Deputy Prime Minister Nick Clegg admitted it would be very difficult to predict the effect tolling the A14 would have on traffic using Huntingdonshire’s villages and towns as rat-runs.

But he was adamant he would not “deviate from the view of tolling”.

Instead, he pledged to listen to reaction to the proposals for the £1.5billion project to upgrade of the road and said the price of the toll would be the key to keeping traffic on the new A14 and off residential streets.

Mr Clegg, on a whistlestop visit to Cambridgeshire, on Thursday, said: “We will listen to people, of course we will. I am just asking people, in return, to not rigidly dismiss tolling out of hand.

“Where we need to expand in road capacity perhaps we need to share that cost with taxpayers at large and people who actually use the road.

“Clearly, we need to deal with huge bottlenecks that cost the economy so much and whether we think it should be borne by all taxpayers generally or by those that use them.”

Mr Clegg said the country was still paying off “a huge, huge national deficit which we inherited and we have to work on some ways of paying it off.
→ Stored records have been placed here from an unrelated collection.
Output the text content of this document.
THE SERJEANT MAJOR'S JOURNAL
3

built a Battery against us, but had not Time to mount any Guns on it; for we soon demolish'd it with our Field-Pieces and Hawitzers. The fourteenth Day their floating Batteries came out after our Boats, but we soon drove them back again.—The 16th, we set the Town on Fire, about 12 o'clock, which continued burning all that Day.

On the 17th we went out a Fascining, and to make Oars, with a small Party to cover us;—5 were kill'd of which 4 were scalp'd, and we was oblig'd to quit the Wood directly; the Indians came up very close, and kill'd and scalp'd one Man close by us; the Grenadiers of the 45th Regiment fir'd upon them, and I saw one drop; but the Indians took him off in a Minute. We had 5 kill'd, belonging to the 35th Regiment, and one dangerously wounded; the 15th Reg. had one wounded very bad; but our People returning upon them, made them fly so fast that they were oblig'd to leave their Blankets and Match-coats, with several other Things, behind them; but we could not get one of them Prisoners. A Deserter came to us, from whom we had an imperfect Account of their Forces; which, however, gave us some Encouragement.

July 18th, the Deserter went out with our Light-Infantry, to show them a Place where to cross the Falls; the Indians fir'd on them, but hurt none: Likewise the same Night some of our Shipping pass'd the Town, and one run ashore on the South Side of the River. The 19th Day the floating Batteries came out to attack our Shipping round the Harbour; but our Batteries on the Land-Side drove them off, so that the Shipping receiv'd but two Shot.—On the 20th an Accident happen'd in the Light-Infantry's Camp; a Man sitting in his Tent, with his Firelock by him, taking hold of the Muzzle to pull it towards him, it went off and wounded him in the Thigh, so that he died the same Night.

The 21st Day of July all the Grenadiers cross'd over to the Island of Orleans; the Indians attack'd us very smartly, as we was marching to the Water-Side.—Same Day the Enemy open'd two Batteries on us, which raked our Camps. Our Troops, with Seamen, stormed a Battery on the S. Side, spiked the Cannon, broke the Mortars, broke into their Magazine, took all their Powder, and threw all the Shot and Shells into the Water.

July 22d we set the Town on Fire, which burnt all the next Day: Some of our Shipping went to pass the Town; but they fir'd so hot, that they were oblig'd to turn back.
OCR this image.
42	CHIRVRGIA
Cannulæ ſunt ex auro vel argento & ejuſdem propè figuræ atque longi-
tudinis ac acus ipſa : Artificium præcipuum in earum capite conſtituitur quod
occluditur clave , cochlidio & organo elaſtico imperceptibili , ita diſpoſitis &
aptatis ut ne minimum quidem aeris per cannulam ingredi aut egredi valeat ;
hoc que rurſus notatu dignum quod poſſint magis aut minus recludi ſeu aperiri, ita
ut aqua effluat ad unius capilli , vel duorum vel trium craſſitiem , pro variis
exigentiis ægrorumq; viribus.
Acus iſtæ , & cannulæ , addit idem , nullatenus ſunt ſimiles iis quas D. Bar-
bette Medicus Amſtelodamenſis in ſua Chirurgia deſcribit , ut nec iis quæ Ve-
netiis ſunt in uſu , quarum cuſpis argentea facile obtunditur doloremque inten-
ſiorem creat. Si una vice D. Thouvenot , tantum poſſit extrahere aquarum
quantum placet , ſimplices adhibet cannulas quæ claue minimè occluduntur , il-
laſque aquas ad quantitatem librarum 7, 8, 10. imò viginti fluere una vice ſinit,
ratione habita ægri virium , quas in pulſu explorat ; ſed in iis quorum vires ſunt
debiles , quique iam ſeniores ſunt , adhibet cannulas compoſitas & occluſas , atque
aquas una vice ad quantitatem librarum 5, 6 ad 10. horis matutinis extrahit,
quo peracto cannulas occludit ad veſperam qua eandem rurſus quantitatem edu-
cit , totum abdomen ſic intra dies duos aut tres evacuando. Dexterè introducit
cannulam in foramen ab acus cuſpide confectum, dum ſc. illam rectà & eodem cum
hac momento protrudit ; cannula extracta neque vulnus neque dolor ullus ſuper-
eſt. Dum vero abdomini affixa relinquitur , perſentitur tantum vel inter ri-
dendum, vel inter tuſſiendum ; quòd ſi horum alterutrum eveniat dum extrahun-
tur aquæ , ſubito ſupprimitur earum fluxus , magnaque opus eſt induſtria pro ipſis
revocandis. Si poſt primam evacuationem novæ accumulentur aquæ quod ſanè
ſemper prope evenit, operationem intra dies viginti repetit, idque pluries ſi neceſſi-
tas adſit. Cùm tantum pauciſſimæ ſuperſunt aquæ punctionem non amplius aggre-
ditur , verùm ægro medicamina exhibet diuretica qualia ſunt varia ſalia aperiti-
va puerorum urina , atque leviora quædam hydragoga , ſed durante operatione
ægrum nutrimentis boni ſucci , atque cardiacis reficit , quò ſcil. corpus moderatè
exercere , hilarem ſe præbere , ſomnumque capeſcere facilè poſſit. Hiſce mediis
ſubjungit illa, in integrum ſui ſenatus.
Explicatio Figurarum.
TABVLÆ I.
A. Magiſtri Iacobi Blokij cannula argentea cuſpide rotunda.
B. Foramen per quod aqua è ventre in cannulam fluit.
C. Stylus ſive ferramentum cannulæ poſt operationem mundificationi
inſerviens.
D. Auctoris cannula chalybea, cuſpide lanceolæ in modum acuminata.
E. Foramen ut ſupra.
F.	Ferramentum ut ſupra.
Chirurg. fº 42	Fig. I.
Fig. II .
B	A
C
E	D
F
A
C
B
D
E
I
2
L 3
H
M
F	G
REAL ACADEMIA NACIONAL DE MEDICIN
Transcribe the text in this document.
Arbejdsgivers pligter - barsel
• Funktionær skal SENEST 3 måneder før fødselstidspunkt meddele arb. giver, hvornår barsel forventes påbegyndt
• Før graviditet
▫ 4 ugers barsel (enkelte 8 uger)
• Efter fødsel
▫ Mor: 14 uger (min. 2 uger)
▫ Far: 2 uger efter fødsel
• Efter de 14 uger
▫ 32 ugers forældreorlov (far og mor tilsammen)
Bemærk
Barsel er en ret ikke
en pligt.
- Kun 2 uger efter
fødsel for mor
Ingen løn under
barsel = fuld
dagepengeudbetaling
That is why we should not dismiss tolling out of hand.

“Simply to say no to a toll is not necessarily the best way of finding the money for the A14.”

He insisted he was “not deaf to the controversy surrounding this issue” and said consultation was still ongoing.

“I wouldn’t support the idea that a toll should pay for the whole cost of the A14 upgrade – the idea is that tolling pays for some part of it,” he said.

Responding to questioning about widespread opposition to the toll – that included dockers at Felixstowe to residents worried about Cambridgeshire side roads being a “rat-run” – he said much would depend on the price at which the toll was fixed.

“It depends on what level you set the toll and exactly whether people get used to a toll rate when it is set. It is very difficult to predict the effect on neighbouring roads.”

Mr Clegg was visiting a nursery in Cambridge to look at improved childcare provision in action.

“There is no point in the Government making announcements that include new entitlements for children if you don’t go and take a look for yourself,” he said.

Proposals for the A14 include a new Huntingdon bypass, new junctions and the demolition of the Huntingdon railway viaduct. The upgraded section of the A14 would be tolled.